En muchos casos, la contestación tiene su base en la necesidad de progresar y de ser aceptados. Pero para la mayoría de los católicos de la diáspora (situación de dispersión) americana, creo que el problema es más profundo: ya no saben hablar sobre lo que creen o por qué creen. La «gente-llamada- a estar unida» (los católicos) ha perdido su identidad y no sabe a qué está llamada, concluye. Los grupos llamados genéricamente cristianos – suena a similares – parecen más compactos.

Parece, también, que los católicos han perdido muchas cartas. Uno se pregunta: ¿Cuántos católicos laicos han leído cualquiera de las cartas que los Papas les han enviado a lo largo de los años?, ¿cuántos católicos saben dar una explicación sobre temas elementales acerca de lo que enseña la Iglesia en materias cercanas a ellos, como la Eucaristía, – que es vital para la fe -, la familia o sobre el valor de la vida. ¿qué decir del apostolado laico? Si son pocos los que pueden hacerlo, no será por falta de comunicación del magisterio de los papas.

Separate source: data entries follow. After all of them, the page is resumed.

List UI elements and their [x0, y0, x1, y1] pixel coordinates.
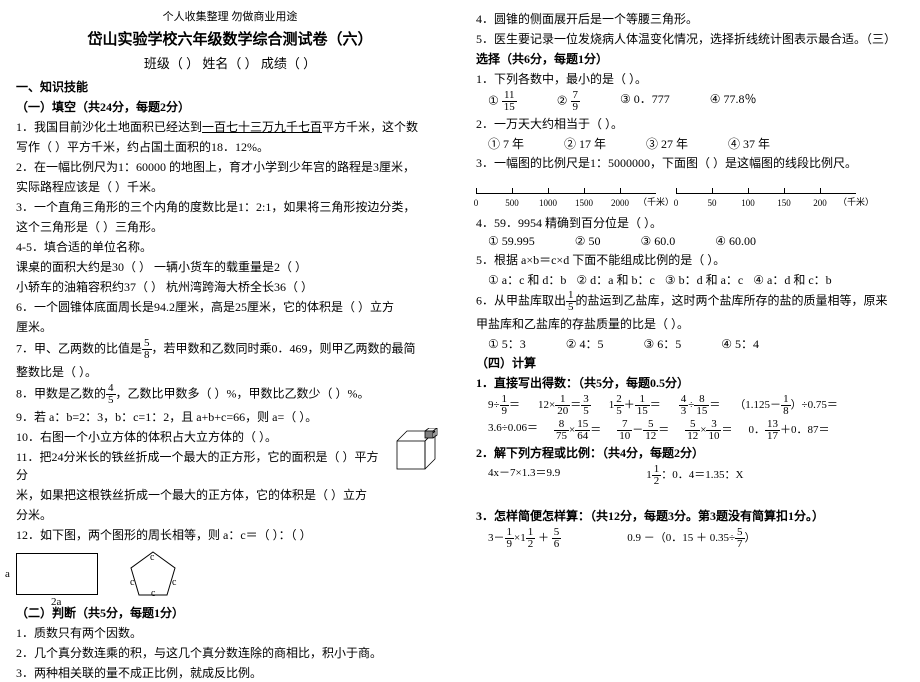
header-note: 个人收集整理 勿做商业用途	[16, 8, 444, 24]
q11: 11．把24分米长的铁丝折成一个最大的正方形，它的面积是（ ）平方分	[16, 448, 444, 484]
subsection-calc: （四）计算	[476, 354, 904, 372]
svg-text:c: c	[130, 577, 135, 588]
subsection-choice: 选择（共6分，每题1分）	[476, 50, 904, 68]
c2: 2．一万天大约相当于（ ）。	[476, 115, 904, 133]
exam-title: 岱山实验学校六年级数学综合测试卷（六）	[16, 28, 444, 49]
calc2-title: 2．解下列方程或比例：（共4分，每题2分）	[476, 444, 904, 462]
subsection-fill: （一）填空（共24分，每题2分）	[16, 98, 444, 116]
j2: 2．几个真分数连乘的积，与这几个真分数连除的商相比，积小于商。	[16, 644, 444, 662]
simplify-row: 3－19×112 ＋ 56 0.9 －（0．15 ＋ 0.35÷57）	[476, 527, 904, 550]
c5: 5．根据 a×b＝c×d 下面不能组成比例的是（ ）。	[476, 251, 904, 269]
q12: 12．如下图，两个图形的周长相等，则 a：c＝（ ）：（ ）	[16, 526, 444, 544]
q7c: 整数比是（ ）。	[16, 363, 444, 381]
q45a: 课桌的面积大约是30（ ） 一辆小货车的载重量是2（ ）	[16, 258, 444, 276]
q9: 9．若 a：b=2：3，b：c=1：2，且 a+b+c=66，则 a=（ ）。	[16, 408, 444, 426]
q3-line2: 这个三角形是（ ）三角形。	[16, 218, 444, 236]
c1-choices: ① 1115 ② 79 ③ 0．777 ④ 77.8％	[476, 90, 904, 113]
subsection-judge: （二）判断（共5分，每题1分）	[16, 604, 444, 622]
cube-icon	[394, 428, 444, 473]
q2: 2．在一幅比例尺为1：60000 的地图上，育才小学到少年宫的路程是3厘米，	[16, 158, 444, 176]
q11c: 分米。	[16, 506, 444, 524]
eq-row: 4x－7×1.3＝9.9 112：0．4＝1.35：X	[476, 464, 904, 487]
c5-choices: ① a：c 和 d：b ② d：a 和 b：c ③ b：d 和 a：c ④ a：…	[476, 271, 904, 288]
j5: 5．医生要记录一位发烧病人体温变化情况，选择折线统计图表示最合适。（三）	[476, 30, 904, 48]
svg-text:c: c	[150, 552, 155, 563]
svg-text:c: c	[172, 577, 177, 588]
j1: 1．质数只有两个因数。	[16, 624, 444, 642]
q45: 4-5．填合适的单位名称。	[16, 238, 444, 256]
calc1-title: 1．直接写出得数：（共5分，每题0.5分）	[476, 374, 904, 392]
svg-text:c: c	[151, 588, 156, 598]
q1-line2: 写作（ ）平方千米，约占国土面积的18．12%。	[16, 138, 444, 156]
q1: 1．我国目前沙化土地面积已经达到一百七十三万九千七百平方千米，这个数	[16, 118, 444, 136]
q11b: 米，如果把这根铁丝折成一个最大的正方体，它的体积是（ ）立方	[16, 486, 444, 504]
q7: 7．甲、乙两数的比值是58，若甲数和乙数同时乘0．469，则甲乙两数的最简	[16, 338, 444, 361]
c4: 4．59．9954 精确到百分位是（ ）。	[476, 214, 904, 232]
right-column: 4．圆锥的侧面展开后是一个等腰三角形。 5．医生要记录一位发烧病人体温变化情况，…	[460, 0, 920, 672]
j3: 3．两种相关联的量不成正比例，就成反比例。	[16, 664, 444, 682]
calc-row-1: 9÷19＝ 12×120＝35 125＋115＝ 43÷815＝ （1.125－…	[476, 394, 904, 417]
c6c: 甲盐库和乙盐库的存盐质量的比是（ ）。	[476, 315, 904, 333]
q3: 3．一个直角三角形的三个内角的度数比是1：2:1，如果将三角形按边分类，	[16, 198, 444, 216]
q45b: 小轿车的油箱容积约37（ ） 杭州湾跨海大桥全长36（ ）	[16, 278, 444, 296]
ruler-2: 0 50 100 150 200 （千米）	[676, 176, 856, 208]
q6b: 厘米。	[16, 318, 444, 336]
left-column: 个人收集整理 勿做商业用途 岱山实验学校六年级数学综合测试卷（六） 班级（ ） …	[0, 0, 460, 672]
section-1: 一、知识技能	[16, 78, 444, 96]
exam-subtitle: 班级（ ） 姓名（ ） 成绩（ ）	[16, 53, 444, 72]
c4-choices: ① 59.995 ② 50 ③ 60.0 ④ 60.00	[476, 234, 904, 249]
q10: 10．右图一个小立方体的体积占大立方体的（ ）。	[16, 428, 444, 446]
c1: 1．下列各数中，最小的是（ ）。	[476, 70, 904, 88]
j4: 4．圆锥的侧面展开后是一个等腰三角形。	[476, 10, 904, 28]
c2-choices: ① 7 年 ② 17 年 ③ 27 年 ④ 37 年	[476, 135, 904, 152]
c6: 6．从甲盐库取出15的盐运到乙盐库，这时两个盐库所存的盐的质量相等，原来	[476, 290, 904, 313]
calc-row-2: 3.6÷0.06＝ 875×1564＝ 710－512＝ 512×310＝ 0．…	[476, 419, 904, 442]
c3: 3．一幅图的比例尺是1：5000000，下面图（ ）是这幅图的线段比例尺。	[476, 154, 904, 172]
q8: 8．甲数是乙数的45，乙数比甲数多（ ）%，甲数比乙数少（ ）%。	[16, 383, 444, 406]
q2-line2: 实际路程应该是（ ）千米。	[16, 178, 444, 196]
c6-choices: ① 5：3 ② 4：5 ③ 6：5 ④ 5：4	[476, 335, 904, 352]
shape-row: a 2a c c c c	[16, 550, 444, 598]
ruler-row: 0 500 1000 1500 2000 （千米） 0 50 100 150 2…	[476, 176, 904, 208]
rectangle-shape: a 2a	[16, 553, 98, 595]
pentagon-shape: c c c c	[128, 550, 178, 598]
q6: 6．一个圆锥体底面周长是94.2厘米，高是25厘米，它的体积是（ ）立方	[16, 298, 444, 316]
ruler-1: 0 500 1000 1500 2000 （千米）	[476, 176, 656, 208]
calc3-title: 3．怎样简便怎样算：（共12分，每题3分。第3题没有简算扣1分。）	[476, 507, 904, 525]
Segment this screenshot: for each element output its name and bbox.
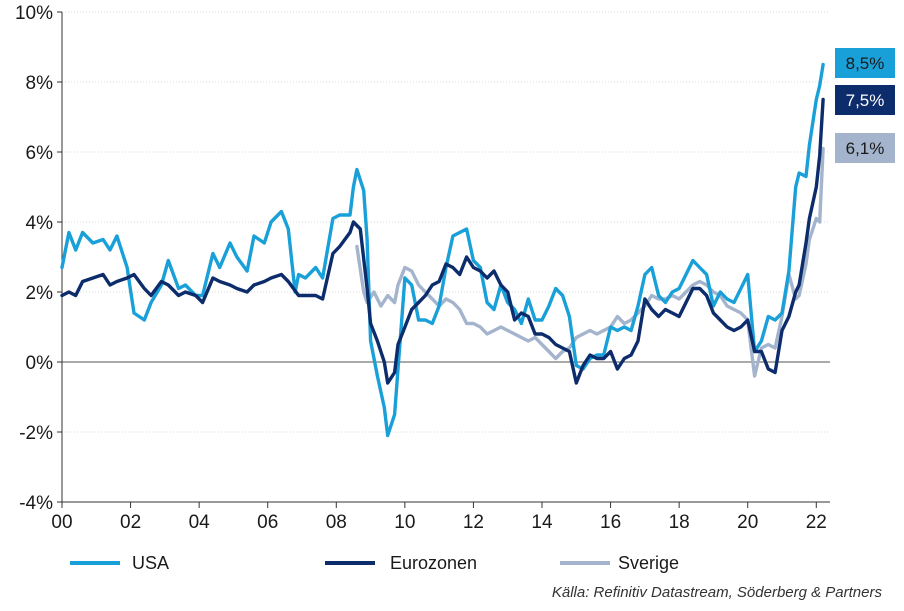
legend-label-usa: USA	[132, 553, 169, 573]
legend-label-sverige: Sverige	[618, 553, 679, 573]
y-tick-label: 10%	[15, 3, 53, 24]
source-note: Källa: Refinitiv Datastream, Söderberg &…	[551, 584, 882, 601]
end-label-sverige: 6,1%	[846, 139, 885, 158]
legend-label-eurozonen: Eurozonen	[390, 553, 477, 573]
x-tick-label: 08	[326, 512, 347, 533]
x-tick-label: 04	[189, 512, 211, 533]
x-tick-label: 12	[463, 512, 484, 533]
axes: 10% 8% 6% 4% 2% 0% -2% -4%00 02 04 06 08 10 12 14 16 18 2…	[15, 3, 830, 533]
legend: USA Eurozonen Sverige	[70, 553, 679, 573]
series-lines	[60, 62, 825, 438]
series-line-eurozonen	[60, 97, 825, 385]
end-label-eurozonen: 7,5%	[846, 91, 885, 110]
x-tick-label: 22	[806, 512, 827, 533]
x-tick-label: 00	[51, 512, 72, 533]
y-tick-label: -4%	[19, 493, 53, 514]
series-line-sverige	[355, 146, 825, 378]
end-labels: 8,5% 7,5% 6,1%	[835, 48, 895, 163]
end-label-usa: 8,5%	[846, 54, 885, 73]
end-label-box-eurozonen	[835, 85, 895, 115]
end-label-box-sverige	[835, 133, 895, 163]
x-tick-label: 16	[600, 512, 621, 533]
y-tick-label: 6%	[26, 143, 54, 164]
y-tick-label: 2%	[26, 283, 54, 304]
x-tick-label: 20	[737, 512, 758, 533]
x-tick-label: 06	[257, 512, 278, 533]
x-tick-label: 02	[120, 512, 141, 533]
y-tick-label: 0%	[26, 353, 54, 374]
y-tick-label: -2%	[19, 423, 53, 444]
x-tick-label: 10	[394, 512, 415, 533]
grid-lines	[62, 11, 830, 433]
series-line-usa	[60, 62, 825, 438]
y-tick-label: 8%	[26, 73, 54, 94]
end-label-box-usa	[835, 48, 895, 78]
x-tick-label: 18	[669, 512, 690, 533]
x-tick-label: 14	[531, 512, 553, 533]
y-tick-label: 4%	[26, 213, 54, 234]
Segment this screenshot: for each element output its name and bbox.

Entre nosotros el problema es diferente. Nosotros provenimos de una matriz netamente católica y la inmensa mayoría del país se confiesa católica. Se antojaría que un número así de católicos pudiéramos influir para que la realidad fuera mejor. Pero el número es engañoso. Si nos atenemos a los registros parroquiales quizá el 90% de los mexicanos serían católicos; de los que se profesan católicos tal vez un 10% a nivel nacional va a misa los domingos, y por lo menos no han perdido la conexión con el misterio central de la fe. Y de éste presumible 10%, los que se comprometen a crecer en su fe, a servir, a vivirla en sus ambientes y en sus familias a partir de su inserción en las parroquias, ¿le gusta un 2%? Si alguien posee otros datos yo le agradecería nos ilustrara con estadísticas. Como dijo alguien: “yo tengo otros datos”. En tales circunstancias es imposible que se refleje una influencia positiva, desde la fe cristiana, en la sociedad.

Cabe advertir que la reserva de fe del pueblo mexicano, que constituye por sí misma un milagro tras más de siglo y medio de laicismo anticatólico, está profundamente arraigada a grado tal que, si bien no hay una práctica constante, la fe cristiana no deja de informar gran parte de nuestra vida. Tal vez el problema está en el hecho de que nos han convencido de que la fe ha de tratarse como un asunto estrictamente privado. La presión cultural actual nos enseña a avergonzarnos de manifestarnos creyentes.

Sin embargo, a este nivel cultural resulta cierto lo que afirma la Doctora Glendon, que más allá de la situación de diáspora, es decir, de dispersión, aislamiento e incomunicación en el catolicismo norteamericano, existe un problema más profundo: “los católicos ya no saben hablar sobre lo que creen o por qué creen. La «gente-llamada-a estar unida» (los católicos) ha perdido su identidad y ya no sabe a qué está llamada”.

La doctora se cuestiona sobre el laicado católico norteamericano de la siguiente manera: “¿están los aproximadamente 63 millones de católicos – y que representan más que un quinto de la población – evangelizando la cultura, tal como ha de hacer cada cristiano, o la cultura los está evangelizando a ellos?”.

La misma pregunta cabe hacerla del laicado católico de México. Para mí es claro que los grandes problemas del país ya no pueden ser resueltos con categorías meramente socio políticas; los graves desequilibrios, las carencias y desigualdades sociales abrumadoras – México es uno de los países con la peor distribución de la renta – las injusticias flagrantes contra las minorías étnicas, contra los campesinos, el horror patológico de la violencia, la historia de una tierra obligada a berber a diario la sangre de sus hijos, requieren, para su solución, muchísimo más que ocurrencias sexenales y revolcar gatos en harina. Mientras el egoísmo, personal o de grupo, siga siendo la norma, la situación es irreversible. El fantasmal sub Marcos dijo en cierta ocasión: “los partidos políticos tienen a México en la desgracia”. Necesitamos, pues, otras categorías que nos inviten a sacar del fondo de nosotros mismos actitudes mucho más constructivas. (continuará).